The Special Protection Group (SPG) is the executive protection agency of the Government of India. It is responsible for the protection of the Prime Minister of India, other top officials, and their immediate families. The force was established in 1985 after the assassination of Indira Gandhi. It is one of many Indian law enforcement agencies.
The work of the Special Protection Group was more organised after the assassination of Rajiv Gandhi on May 21, 1991, (who was, at that time, not under SPG cover since his term as Prime Minister had ended). After the Rajiv Gandhi assassination, there have been no successful attempts to attack the Prime Minister or the Prime Minister's family members. The Special Protection Group has about 3,000 personnel. Recruits are drawn from police forces as well as National Security Guards commandos, who undergo training similar to that conducted by the United States Secret Service. The officer cadre is mainly Indian Police Service (IPS) officers from various state/central cadres.

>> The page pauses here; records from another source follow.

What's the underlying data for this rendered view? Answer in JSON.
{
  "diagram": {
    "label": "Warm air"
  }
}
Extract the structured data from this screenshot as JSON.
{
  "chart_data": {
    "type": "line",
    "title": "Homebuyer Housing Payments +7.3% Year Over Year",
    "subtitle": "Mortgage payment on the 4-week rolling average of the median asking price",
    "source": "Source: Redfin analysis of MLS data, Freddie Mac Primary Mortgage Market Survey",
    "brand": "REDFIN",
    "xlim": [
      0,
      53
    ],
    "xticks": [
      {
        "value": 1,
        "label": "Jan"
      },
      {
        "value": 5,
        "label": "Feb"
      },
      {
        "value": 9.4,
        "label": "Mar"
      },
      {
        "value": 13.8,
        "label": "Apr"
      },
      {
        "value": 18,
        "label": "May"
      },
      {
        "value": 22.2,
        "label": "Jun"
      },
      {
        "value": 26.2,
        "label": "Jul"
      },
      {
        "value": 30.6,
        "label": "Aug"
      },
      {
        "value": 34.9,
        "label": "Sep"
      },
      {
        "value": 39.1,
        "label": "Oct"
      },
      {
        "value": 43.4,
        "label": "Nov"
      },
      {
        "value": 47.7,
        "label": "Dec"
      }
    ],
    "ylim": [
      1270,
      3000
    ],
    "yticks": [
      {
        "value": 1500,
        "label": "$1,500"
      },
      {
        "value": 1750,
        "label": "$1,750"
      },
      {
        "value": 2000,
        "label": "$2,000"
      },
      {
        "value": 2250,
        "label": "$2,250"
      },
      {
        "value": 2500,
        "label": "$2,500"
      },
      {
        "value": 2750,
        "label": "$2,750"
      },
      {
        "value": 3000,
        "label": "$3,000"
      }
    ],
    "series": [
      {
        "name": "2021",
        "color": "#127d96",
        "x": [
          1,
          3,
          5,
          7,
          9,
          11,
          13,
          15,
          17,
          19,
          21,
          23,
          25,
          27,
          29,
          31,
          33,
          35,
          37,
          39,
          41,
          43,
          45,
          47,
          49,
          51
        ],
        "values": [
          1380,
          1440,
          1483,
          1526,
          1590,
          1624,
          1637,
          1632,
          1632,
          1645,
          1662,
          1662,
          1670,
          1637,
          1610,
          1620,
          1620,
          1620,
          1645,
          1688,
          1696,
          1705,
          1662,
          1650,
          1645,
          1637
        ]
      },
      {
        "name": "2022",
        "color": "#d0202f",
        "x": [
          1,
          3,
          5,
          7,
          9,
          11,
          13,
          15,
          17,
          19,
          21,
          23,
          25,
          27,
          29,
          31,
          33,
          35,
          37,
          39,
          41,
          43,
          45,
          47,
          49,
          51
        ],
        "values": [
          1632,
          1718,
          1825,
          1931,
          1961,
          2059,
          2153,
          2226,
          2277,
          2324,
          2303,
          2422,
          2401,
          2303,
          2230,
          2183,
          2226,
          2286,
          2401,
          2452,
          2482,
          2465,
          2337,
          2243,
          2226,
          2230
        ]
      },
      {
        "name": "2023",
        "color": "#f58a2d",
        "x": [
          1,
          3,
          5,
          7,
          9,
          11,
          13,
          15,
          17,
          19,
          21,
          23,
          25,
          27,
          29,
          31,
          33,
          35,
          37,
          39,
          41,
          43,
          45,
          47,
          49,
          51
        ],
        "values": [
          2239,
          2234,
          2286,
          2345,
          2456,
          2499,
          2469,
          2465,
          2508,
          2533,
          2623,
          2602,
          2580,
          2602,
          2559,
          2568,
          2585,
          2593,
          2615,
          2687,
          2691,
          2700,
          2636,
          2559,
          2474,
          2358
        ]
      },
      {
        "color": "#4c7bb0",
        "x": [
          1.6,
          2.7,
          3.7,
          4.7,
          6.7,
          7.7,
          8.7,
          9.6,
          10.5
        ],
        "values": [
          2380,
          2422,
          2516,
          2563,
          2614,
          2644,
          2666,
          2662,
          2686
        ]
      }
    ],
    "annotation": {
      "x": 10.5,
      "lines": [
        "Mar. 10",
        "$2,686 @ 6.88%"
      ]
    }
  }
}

The Special Protection Group provides proximate security to protectees, including protection provided from close quarters, journey on foot, road, rail, aircraft, watercraft or any other means of transport, and includes places of functions, engagements, residence, etc. They comprise ring round teams, isolation cordons, the sterile zone, and the rostrum and access control to the person or members of his immediate family. The Special Protection Group, over a period of time, grew both in size as well as in specialisation.